Nous savons tous que l’école est essentielle au développement des enfants et des adultes. On apprend beaucoup sur le monde qui nous entoure, les maths, les langues, l’histoire, etc. De plus, l’école est aussi un milieu social où l’on fait des rencontres.
Quel est donc le problème ?
Le problème est que le milieu socio-culturel n’est plus approprié à l’école d’aujourd’hui.
En d’autres termes, le monde a changé, mais l’école non.
L’école nous prépare-t-elle vraiment au monde du travail ?
Pensez-vous vraiment que le calcul d’énergie potentielle d’un objet ou le théorème de Pythagore sera utile dans la vie active ? Moi, j’en doute. Il est vrai que des prérequis en sciences ou mathématiques sont nécessaires pour certains programmes au cégep, il faut avoir une base pour plonger dans ces sujets difficiles. Mais alors, pourquoi les enseigner à tous quand très peu en bénéficieront ? Telle est la question. En effet, les offres d’emplois sont toujours très spécialisées sur un sujet, aucune raison d’en connaitre sur d’autres. Les études supérieures ont comme objectif de former les étudiants sur la compétence de choix.
L’école est un énorme fardeau pour les jeunes
On le voit : les étudiants sont exténués à cause de la charge mentale que prend l’éducation. Balancer l’école, les devoirs, la vie sociale, les loisirs et le sommeil est devenu presque impossible. Les horaires varient entre les institutions, mais ils varient entre 7-9 heures selon les écoles au Québec. C’est énorme. De plus, une trop grande partie de la journée est consacrée à écouter un professeur parler assis sur chaise entre quatre murs.
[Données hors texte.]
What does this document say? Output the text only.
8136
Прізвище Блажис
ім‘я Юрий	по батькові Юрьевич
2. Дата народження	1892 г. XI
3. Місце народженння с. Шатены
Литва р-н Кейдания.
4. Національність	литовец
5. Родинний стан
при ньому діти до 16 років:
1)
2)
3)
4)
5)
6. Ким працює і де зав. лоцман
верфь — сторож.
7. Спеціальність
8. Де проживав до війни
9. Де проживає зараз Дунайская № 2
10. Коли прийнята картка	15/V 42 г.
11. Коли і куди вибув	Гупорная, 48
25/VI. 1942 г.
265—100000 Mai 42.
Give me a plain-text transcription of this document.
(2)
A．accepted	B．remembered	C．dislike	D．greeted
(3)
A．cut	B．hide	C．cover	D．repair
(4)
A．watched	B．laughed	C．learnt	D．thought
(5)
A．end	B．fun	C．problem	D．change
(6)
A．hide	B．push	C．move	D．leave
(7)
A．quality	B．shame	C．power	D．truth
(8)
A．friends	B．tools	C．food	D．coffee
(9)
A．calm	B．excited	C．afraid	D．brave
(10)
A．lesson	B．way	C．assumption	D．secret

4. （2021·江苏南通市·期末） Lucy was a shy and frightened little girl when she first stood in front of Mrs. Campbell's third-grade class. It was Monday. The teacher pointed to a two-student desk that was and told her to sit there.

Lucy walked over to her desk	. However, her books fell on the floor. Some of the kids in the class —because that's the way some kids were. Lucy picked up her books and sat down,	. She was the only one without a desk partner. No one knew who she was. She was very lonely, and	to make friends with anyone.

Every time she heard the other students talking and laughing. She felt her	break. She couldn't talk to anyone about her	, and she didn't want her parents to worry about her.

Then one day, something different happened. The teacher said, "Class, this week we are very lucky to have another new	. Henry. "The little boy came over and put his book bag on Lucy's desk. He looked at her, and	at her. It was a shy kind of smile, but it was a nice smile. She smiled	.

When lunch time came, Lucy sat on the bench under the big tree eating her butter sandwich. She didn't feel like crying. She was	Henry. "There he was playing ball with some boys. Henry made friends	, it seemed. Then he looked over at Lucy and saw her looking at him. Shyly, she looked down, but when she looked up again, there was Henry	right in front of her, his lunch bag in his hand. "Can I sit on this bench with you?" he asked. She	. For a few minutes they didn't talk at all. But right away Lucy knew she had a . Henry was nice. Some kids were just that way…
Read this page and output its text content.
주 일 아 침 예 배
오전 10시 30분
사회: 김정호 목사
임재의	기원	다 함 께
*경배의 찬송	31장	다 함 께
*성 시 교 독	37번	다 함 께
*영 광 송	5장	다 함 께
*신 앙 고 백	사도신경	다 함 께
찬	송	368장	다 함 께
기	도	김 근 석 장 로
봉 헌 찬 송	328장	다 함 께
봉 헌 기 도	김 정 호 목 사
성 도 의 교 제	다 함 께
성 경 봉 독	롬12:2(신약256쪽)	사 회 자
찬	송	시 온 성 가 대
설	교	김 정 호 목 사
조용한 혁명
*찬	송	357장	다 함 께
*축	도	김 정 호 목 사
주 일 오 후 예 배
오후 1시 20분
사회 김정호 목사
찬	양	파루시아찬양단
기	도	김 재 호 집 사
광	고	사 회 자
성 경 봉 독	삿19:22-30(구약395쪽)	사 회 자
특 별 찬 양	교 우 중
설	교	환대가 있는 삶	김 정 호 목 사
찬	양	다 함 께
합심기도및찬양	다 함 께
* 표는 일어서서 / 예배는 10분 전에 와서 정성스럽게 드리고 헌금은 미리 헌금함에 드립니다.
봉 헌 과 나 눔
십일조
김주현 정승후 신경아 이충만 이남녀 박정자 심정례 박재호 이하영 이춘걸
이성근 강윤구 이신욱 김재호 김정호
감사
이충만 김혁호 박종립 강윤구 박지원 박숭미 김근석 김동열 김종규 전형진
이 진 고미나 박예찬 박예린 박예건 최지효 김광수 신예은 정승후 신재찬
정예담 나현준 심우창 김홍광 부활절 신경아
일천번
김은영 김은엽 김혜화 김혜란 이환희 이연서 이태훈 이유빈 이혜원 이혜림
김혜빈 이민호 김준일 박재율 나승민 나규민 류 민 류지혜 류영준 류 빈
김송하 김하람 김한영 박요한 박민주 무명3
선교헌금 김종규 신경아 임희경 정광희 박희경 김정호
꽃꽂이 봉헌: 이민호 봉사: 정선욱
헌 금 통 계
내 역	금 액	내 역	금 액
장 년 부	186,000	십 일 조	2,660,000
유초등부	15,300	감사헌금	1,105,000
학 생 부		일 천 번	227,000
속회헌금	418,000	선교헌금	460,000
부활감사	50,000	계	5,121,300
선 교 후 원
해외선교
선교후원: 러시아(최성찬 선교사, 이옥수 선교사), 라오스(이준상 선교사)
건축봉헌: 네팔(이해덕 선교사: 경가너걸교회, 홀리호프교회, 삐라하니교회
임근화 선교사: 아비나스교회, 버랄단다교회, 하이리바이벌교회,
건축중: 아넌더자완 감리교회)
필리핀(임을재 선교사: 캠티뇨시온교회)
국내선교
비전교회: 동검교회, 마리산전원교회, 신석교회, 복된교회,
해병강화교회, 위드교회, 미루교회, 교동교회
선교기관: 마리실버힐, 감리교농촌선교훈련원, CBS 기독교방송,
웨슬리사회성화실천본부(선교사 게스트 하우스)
C’est trop peu dynamique pour les temps modernes.
Résultat : les élèves décrochent du système.
En effet, selon le gouvernement du Québec, près de 14% des étudiants n’obtiennent ni diplôme ni formation professionnelle à la fin du secondaire. Cette situation devient préoccupante.
Les enjeux budgétaires
Pour en rajouter une autre couche, le gouvernement menace de faire des coupes budgétaires dans le domaine de la culture à l’école. Cela signifie que les sorties scolaires pourront être délaissées, faute d’argent, ou que les parents devront assumer le coût. Ces sorties sont importantes pour le bien-être des élèves qui ont besoin de se changer les idées une fois de temps en temps. C’est aussi important pour éveiller la curiosité et donner le goût d’apprendre.
Quelles pourraient être les solutions ?
Évidemment, rien ne se résoudra du jour au lendemain. Le problème est trop complexe, mais des solutions existent.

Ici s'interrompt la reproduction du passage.